# What do you see when you open your front door?



## farmpony84 (Apr 21, 2008)

This is obviously when we were building - but that's my front door...


----------



## buckaroo2010 (Nov 7, 2007)

I cant post pics but when i open my front door at my house I see a house cause I live in a subdivision  I wish I live in my dads friends house were my horse is at!


----------



## Dumas'_Grrrl (Apr 2, 2008)

This is what I see.


----------



## Bitless (Jan 11, 2008)

Aww im jelous of you guys :lol: such nice views.

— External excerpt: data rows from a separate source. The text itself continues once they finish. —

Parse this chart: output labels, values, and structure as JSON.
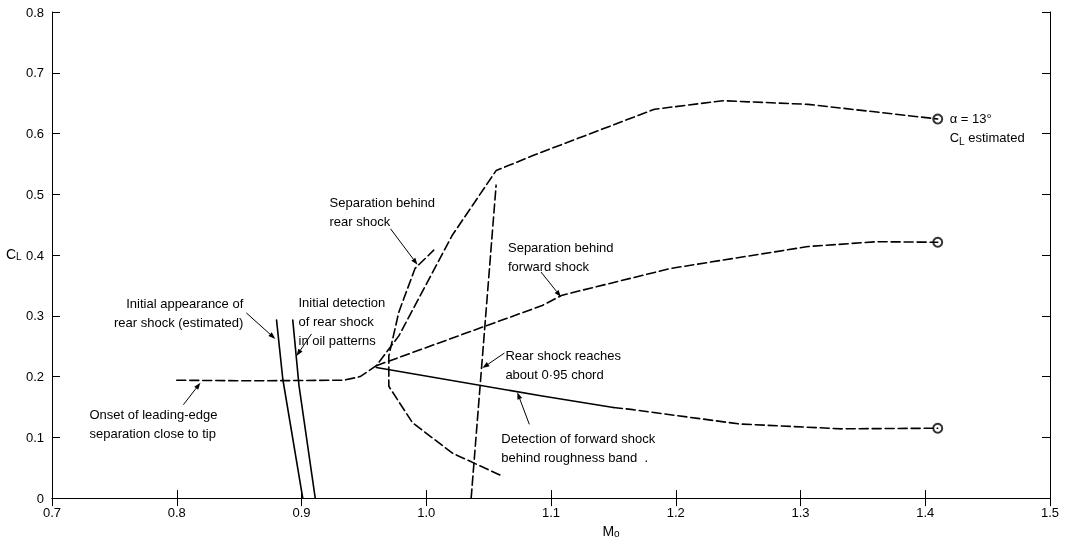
{
  "chart_data": {
    "type": "line",
    "xlabel": "M$_{o}$",
    "ylabel": "C$_{L}$",
    "xlim": [
      0.7,
      1.5
    ],
    "xticks": [
      0.7,
      0.8,
      0.9,
      {
        "value": 1,
        "label": "1.0"
      },
      1.1,
      1.2,
      1.3,
      1.4,
      1.5
    ],
    "ylim": [
      0,
      0.8
    ],
    "yticks": [
      0,
      0.1,
      0.2,
      0.3,
      0.4,
      0.5,
      0.6,
      0.7,
      0.8
    ],
    "grid": false,
    "series": [
      {
        "color": "#000000",
        "line_style": "dashed",
        "x": [
          0.8,
          0.86,
          0.934,
          0.947,
          0.96,
          0.978,
          1.021,
          1.056,
          1.087,
          1.183,
          1.238,
          1.306,
          1.41
        ],
        "values": [
          0.194,
          0.193,
          0.194,
          0.2,
          0.218,
          0.267,
          0.433,
          0.539,
          0.565,
          0.64,
          0.654,
          0.648,
          0.624
        ]
      },
      {
        "color": "#000000",
        "line_style": "dashed",
        "x": [
          1.059,
          1.021,
          0.989,
          0.97,
          0.97,
          0.978,
          0.991,
          1.006
        ],
        "values": [
          0.038,
          0.074,
          0.124,
          0.184,
          0.234,
          0.306,
          0.378,
          0.408
        ]
      },
      {
        "color": "#000000",
        "line_style": "dashed",
        "x": [
          0.96,
          1.093,
          1.109,
          1.196,
          1.306,
          1.361,
          1.41
        ],
        "values": [
          0.218,
          0.317,
          0.334,
          0.378,
          0.414,
          0.422,
          0.421
        ]
      },
      {
        "color": "#000000",
        "line_style": "solid",
        "x": [
          0.96,
          1.093,
          1.15
        ],
        "values": [
          0.215,
          0.168,
          0.149
        ]
      },
      {
        "color": "#000000",
        "line_style": "dashed",
        "x": [
          1.15,
          1.164,
          1.251,
          1.333,
          1.41
        ],
        "values": [
          0.149,
          0.146,
          0.122,
          0.114,
          0.115
        ]
      },
      {
        "color": "#000000",
        "line_style": "dashed",
        "x": [
          1.036,
          1.056
        ],
        "values": [
          0,
          0.515
        ]
      },
      {
        "color": "#000000",
        "line_style": "solid",
        "x": [
          0.88,
          0.885,
          0.901
        ],
        "values": [
          0.293,
          0.196,
          0
        ]
      },
      {
        "color": "#000000",
        "line_style": "solid",
        "x": [
          0.893,
          0.898,
          0.911
        ],
        "values": [
          0.293,
          0.185,
          0
        ]
      },
      {
        "type": "scatter",
        "marker": "circle",
        "color": "#000000",
        "x": [
          1.41,
          1.41,
          1.41
        ],
        "values": [
          0.624,
          0.421,
          0.115
        ]
      }
    ],
    "annotations": [
      {
        "text": "Initial appearance of\nrear shock (estimated)",
        "x": 0.879,
        "y": 0.262
      },
      {
        "text": "Initial detection\nof rear shock\nin oil patterns",
        "x": 0.896,
        "y": 0.234
      },
      {
        "text": "Onset of leading-edge\nseparation close to tip",
        "x": 0.819,
        "y": 0.19
      },
      {
        "text": "Separation behind\nrear shock",
        "x": 0.993,
        "y": 0.384
      },
      {
        "text": "Separation behind\nforward shock",
        "x": 1.108,
        "y": 0.331
      },
      {
        "text": "Rear shock reaches\nabout 0·95 chord",
        "x": 1.045,
        "y": 0.214
      },
      {
        "text": "Detection of forward shock\nbehind roughness band  .",
        "x": 1.073,
        "y": 0.174
      },
      {
        "text": "α = 13°\nC$_{L}$ estimated",
        "x": 1.41,
        "y": 0.624
      }
    ]
  }
}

All i see when i open my front door is the road and on the other side is a group of crummy flats, one of which has a broken window and graffitti on the fence :roll: 

I dont think ill dare take pics :wink:


----------



## farmpony84 (Apr 21, 2008)

Dumas I LOVE that walkway!


----------



## Saddlebred girl (Apr 22, 2008)

*Wow*

I wish i could see horses when i open my front door


----------



## Dumas'_Grrrl (Apr 2, 2008)

farmpony84 said:


> Dumas I LOVE that walkway!


Thanks! Wish I could take credit for it! :lol: I did however take a powerwasher to it and found out that it was twice as long as I thought it was! :lol: :lol: :lol:


----------



## Vidaloco (Sep 14, 2007)

View out my front door. My porch, that big green thing is the front loader off my tractor. looking east 









Looking west toward the horses. They are on the other side of the trees toward the front.

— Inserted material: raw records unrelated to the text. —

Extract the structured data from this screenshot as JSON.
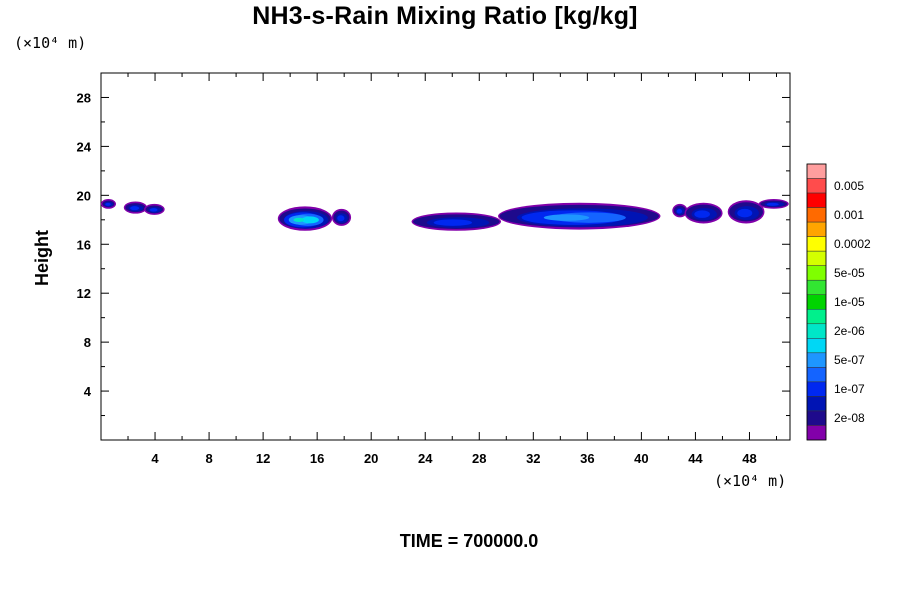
{
  "title": "NH3-s-Rain Mixing Ratio [kg/kg]",
  "x_unit_label": "(×10⁴ m)",
  "y_unit_label": "(×10⁴ m)",
  "time_label": "TIME = 700000.0",
  "chart_data": {
    "type": "heatmap",
    "title": "NH3-s-Rain Mixing Ratio [kg/kg]",
    "xlabel": "",
    "ylabel": "Height",
    "xlim": [
      0,
      51
    ],
    "ylim": [
      0,
      30
    ],
    "x_ticks": [
      4,
      8,
      12,
      16,
      20,
      24,
      28,
      32,
      36,
      40,
      44,
      48
    ],
    "y_ticks": [
      4,
      8,
      12,
      16,
      20,
      24,
      28
    ],
    "colorbar": {
      "labels": [
        "0.005",
        "0.001",
        "0.0002",
        "5e-05",
        "1e-05",
        "2e-06",
        "5e-07",
        "1e-07",
        "2e-08"
      ],
      "colors": [
        "#ff9e9e",
        "#ff4c4c",
        "#ff0000",
        "#ff6a00",
        "#ffa500",
        "#ffff00",
        "#d4ff00",
        "#7fff00",
        "#32e632",
        "#00d400",
        "#00f08c",
        "#00e6c8",
        "#00d7f5",
        "#1e96ff",
        "#1464ff",
        "#0028f0",
        "#0014b4",
        "#1e0a8c",
        "#8200aa"
      ]
    },
    "regions": [
      {
        "x": [
          0.1,
          1.0
        ],
        "y": [
          19.0,
          19.6
        ],
        "level": "1e-07"
      },
      {
        "x": [
          1.8,
          3.3
        ],
        "y": [
          18.6,
          19.4
        ],
        "level": "1e-07"
      },
      {
        "x": [
          3.3,
          4.6
        ],
        "y": [
          18.5,
          19.2
        ],
        "level": "1e-07"
      },
      {
        "x": [
          13.2,
          17.0
        ],
        "y": [
          17.2,
          19.0
        ],
        "level": "2e-06"
      },
      {
        "x": [
          17.2,
          18.4
        ],
        "y": [
          17.6,
          18.8
        ],
        "level": "1e-07"
      },
      {
        "x": [
          23.1,
          29.5
        ],
        "y": [
          17.2,
          18.5
        ],
        "level": "1e-07"
      },
      {
        "x": [
          29.5,
          41.3
        ],
        "y": [
          17.3,
          19.3
        ],
        "level": "5e-07"
      },
      {
        "x": [
          42.4,
          43.3
        ],
        "y": [
          18.3,
          19.2
        ],
        "level": "1e-07"
      },
      {
        "x": [
          43.3,
          45.9
        ],
        "y": [
          17.8,
          19.3
        ],
        "level": "1e-07"
      },
      {
        "x": [
          46.5,
          49.0
        ],
        "y": [
          17.8,
          19.5
        ],
        "level": "1e-07"
      },
      {
        "x": [
          48.8,
          50.8
        ],
        "y": [
          19.0,
          19.6
        ],
        "level": "1e-07"
      }
    ]
  }
}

I built that rail on the porch all by my little self. Pretty good job I think :lol:


----------



## appylover31803 (Sep 18, 2007)

That's so pretty Vida! And it's so green too! I have no idea why i thought Kansas was all like barren and no dirt or trees! That looks lovely though!

As does everyone else's! Looking outside the front door here, you see some trees, a fence, the road and then the house across the street.


----------



## Vidaloco (Sep 14, 2007)

Kansas is pretty treeless up north and west of us. Check my update of photos in the 20th Anniversary post. I'm in the process of loading them.


----------



## appylover31803 (Sep 18, 2007)

ok, will do!


----------



## love-a-hero (Apr 3, 2008)

Aww so pretty... i should get snapping!


----------



## amandaandeggo (May 21, 2008)

it matters if my horse got out of hte field that morning . . . :lol:


----------



## xoLivxo (Dec 27, 2007)

no pics..haha but what i see is our driveway, trees and our pound and waterfall!


----------



## farmpony84 (Apr 21, 2008)

My old BlackHorse is treated more like a dog then a horse. He's in the paddock until I get home, but as long as I'm home, he roams free. He has to go in at night and when I go to work though...

And look! My flowers are blooming!


----------



## Moxie (May 28, 2008)

Yesterday, this is what I saw when I opened the front door. 










I'll have to take some pics of the flower beds we have around here.


----------



## Moxie (May 28, 2008)

Here are a few better pics of what I see when I look out my front door.


----------



## Vidaloco (Sep 14, 2007)

Ooo pretty everyone! My irises have come and gone and the day lilys are about ready. The hail storm we had really took a toll on my flowers. I noticed yesterday a pot of caladiums I had planted were all dug up by the darn dogs. Along with my cucumbers and 3 tomato plants :twisted:


----------



## ilovemyhorsies (Mar 9, 2008)

i'll have to get pics lol

love everyones yards btw!


----------



## PoptartShop (Jul 25, 2010)

Aww nice!!  I'll get some piccies soon.


----------



## TaMMa89 (Apr 12, 2008)

Something like that:


----------



## brightside (May 25, 2008)

all your pictures are look really nice! I would post a pic, but all I see is part of my neighbor's house across the street and a small view of city below (I live in a hilltop subdivison). not all that exciting, lol.


----------



## Rachluvshorses4eva (Apr 11, 2007)

farmpony84 said:


> My old BlackHorse is treated more like a dog then a horse. He's in the paddock until I get home, but as long as I'm home, he roams free. He has to go in at night and when I go to work though...
> 
> And look! My flowers are blooming!


OH. MY. GOODNESS. 
Your black horse is SO gorgeous! Where oh where did you find such a jewel? In the mine?


----------



## farmpony84 (Apr 21, 2008)

ohh... thankyou! The old blackhorse just turned 29!


----------



## TaMMa89 (Apr 12, 2008)

TaMMa89 said:


> Something like that:


I don't like this... Our municipality decided to build a playground across from our house  . They cut part of those trees down. The area around our house has always been very calm and I don't want noisy kids or mooching posses of youngsters practically almost under my window (sorry, I don't want to hurt anyone who has kids but I'm very peace-loving person so I don't want hustle and bustle close to my home).


----------



## GeminiJumper (Jun 12, 2008)

This is the view from our backyard which is a whole lot better than the front yard view!! lol These were taken just before a storm came in. I love the view at home. I'm gonna miss it sooooo much when I leave late August!!!  

In this first one, the grassy area is where I would ride my horse. It was my "riding arena!"









And this shows the field right around our property.


----------



## TaMMa89 (Apr 12, 2008)

Wow. Looks great. I love real rural views  .


----------



## GeminiJumper (Jun 12, 2008)

Me, too.......*sigh*......I'm gonna miss it


----------